Run this command in a terminal to check values:
gsettings list-recursively org.gnome.settings-daemon.plugins.xsettings

Revision history for this message
Mohammad Anwar Shah (mohammadanwarshah) wrote :

The value of "rgba-order" is "rgb" and "antialiasing" is "rgba"

This is the full output

org.gnome.settings-daemon.plugins.xsettings disabled-gtk-modules @as []
org.gnome.settings-daemon.plugins.xsettings priority 0
org.gnome.settings-daemon.plugins.xsettings hinting 'slight'
org.gnome.settings-daemon.plugins.xsettings overrides @a{sv} {}
org.gnome.settings-daemon.plugins.xsettings rgba-order 'rgb'
org.gnome.settings-daemon.plugins.xsettings antialiasing 'rgba'
org.gnome.settings-daemon.plugins.xsettings active true
org.gnome.settings-daemon.plugins.xsettings enabled-gtk-modules @as []

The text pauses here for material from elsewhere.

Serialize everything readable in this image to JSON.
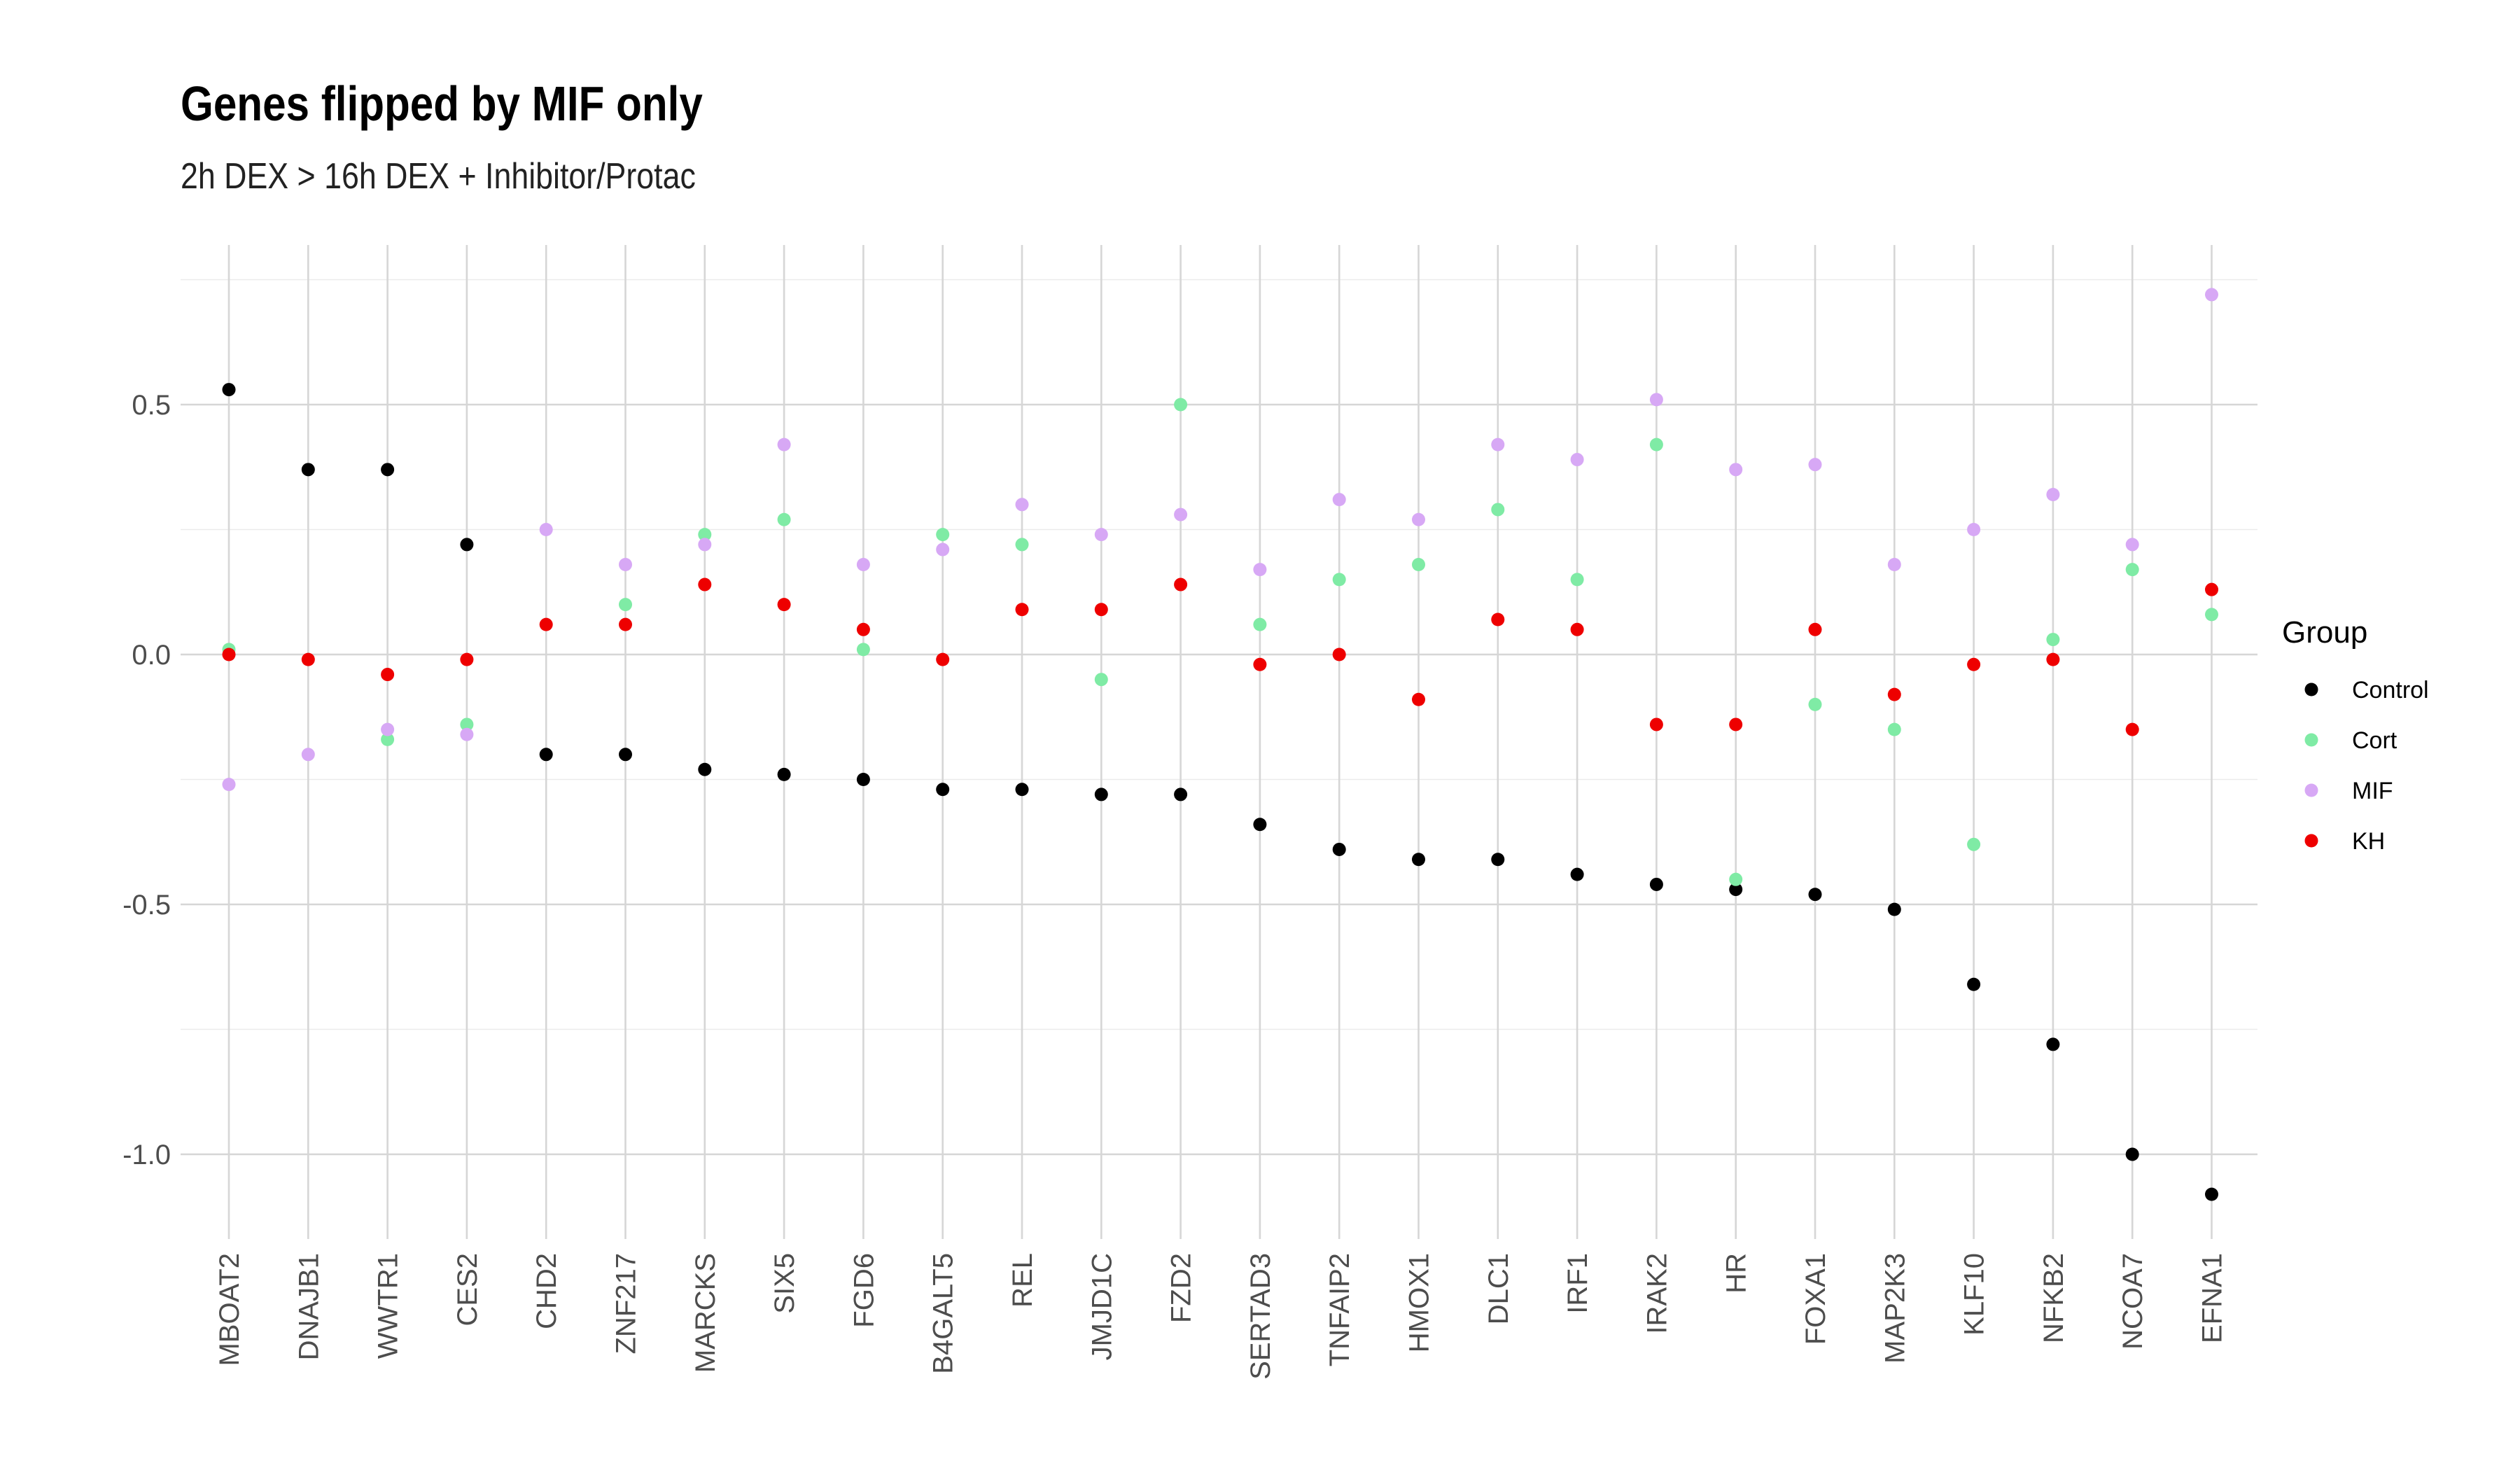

Revision history for this message
Jeff (jdorenbush) wrote :

Try this workaround: https://bugs.launchpad.net/ubuntu/+source/gedit/+bug/1290697/comments/8

Let me know if that helps.

Revision history for this message
Mohammad Anwar Shah (mohammadanwarshah) wrote :

After so many years, this bug still pops up in different gtk applications including gnome-tweaks etc. They've never fixed the issue really. Very sad

Revision history for this message
Mantas Mikulėnas (grawity) wrote :

Well, even if it's the same underlying issue, it occurs in a completely different component. As I recall, the bug in GEdit was caused by gtksourceview – fairly sure gnome-tweaks doesn't use that.

Revision history for this message
Mohammad Anwar Shah (mohammadanwarshah) wrote :

Then, maybe the underlying problem is somewhere else.

Revision history for this message
Cubic PPA (cubic-wizard) wrote :

Now that you mention it, I just noticed it in Gnome Tweaks...

1. Click on "Windows" in left pane of the Gnome Tweaks window.
2. Note that a scroll bar is present, because the content doesn't fit in the the main (details) portion of the window.
3. Notice that the fonts are blurry in the main (details) portion of the window.

4. Click on and slowly drag down the bottom edge of the Gnome Tweaks window, so the window gets taller, and the full content appears.
5. Note that the scroll bar disappears when the content fits in the the resized window.
6. Notice that the fonts are NO LONGER blurry in the main (details) portion of the window.

By simply by changing the window size, you can make the font change from blurry to sharp!

Revision history for this message
Mohammad Anwar Shah (mohammadanwarshah) wrote :

Yeah, I knew it. But this is not expected behavior right? And not only in gnome-tweaks, this happens in many other gtk applications. For example, in synaptic's package description section.